Me: I’m not sure if you understand , but I live in a small town. I can’t completely ignore them because I will see them at every school function, and every kids activities.
Dalai: “I defeat my enemies when I make them my friends.”
Me: I’m thinking enlightenment may be out of my comfort zone.
Last and certainly the loudest, the screaming child….
Me: Seriously, I am up to my eyeballs in making supper. I am helping 2 other kids with homework and child number 3 is screaming that he can’t find the stuffie that I can clearly see the leg sticking out of the couch right in front of him. I said please look for it. Mommy can see it. It’s in the couch. Number 3 starts pulling out the drawers that I have cleverly putting in papers for the past 2 years to show my husband that I can clean up. Number 3 is ruining my system by scattering papers everywhere. I want to scream. I need to breathe. Calm down. How should I handle this situation?
Dalai: “When we are motivated by compassion and wisdom, the results of our actions benefit everyone, not just our individual selves or some immediate convenience. When we are able to recognize and forgive ignorant actions of the past, we gain strength to constructively solve the problems of the present.”
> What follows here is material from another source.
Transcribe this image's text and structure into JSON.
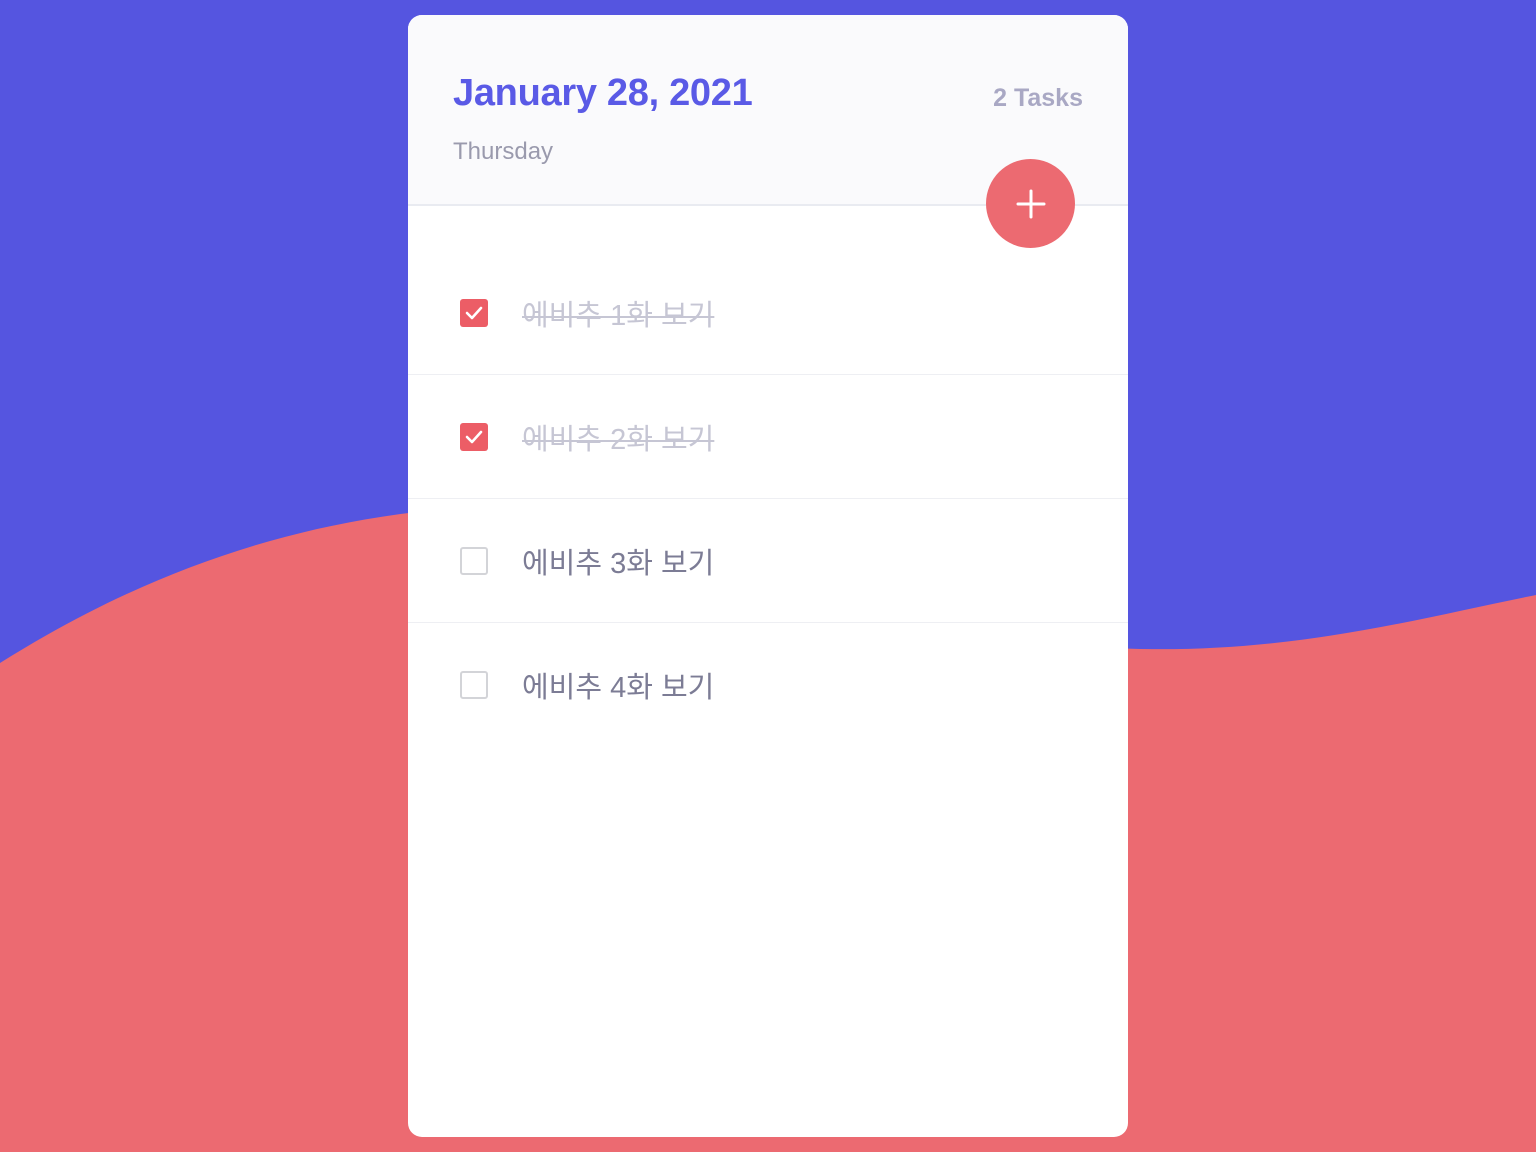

Me: Number 3. Mommy forgives you. Mommy has wisdom. I feel some compassion. Could you please look by your bum and see Mr. Snookies is under the couch cushion. Uhhh, Dalai, he only seems to be throwing paper faster.
Dalai: “Because we all share this planet earth, we have to learn to live in harmony and peace with each other and with nature. This is not just a dream, but a necessity.”
Me: Did you hear that number 3? We are to live in peace and harmony. Oh I’m sorry Dalai Lama number 3 has a weak stomach when he cries for too long. Those shoes weren’t new?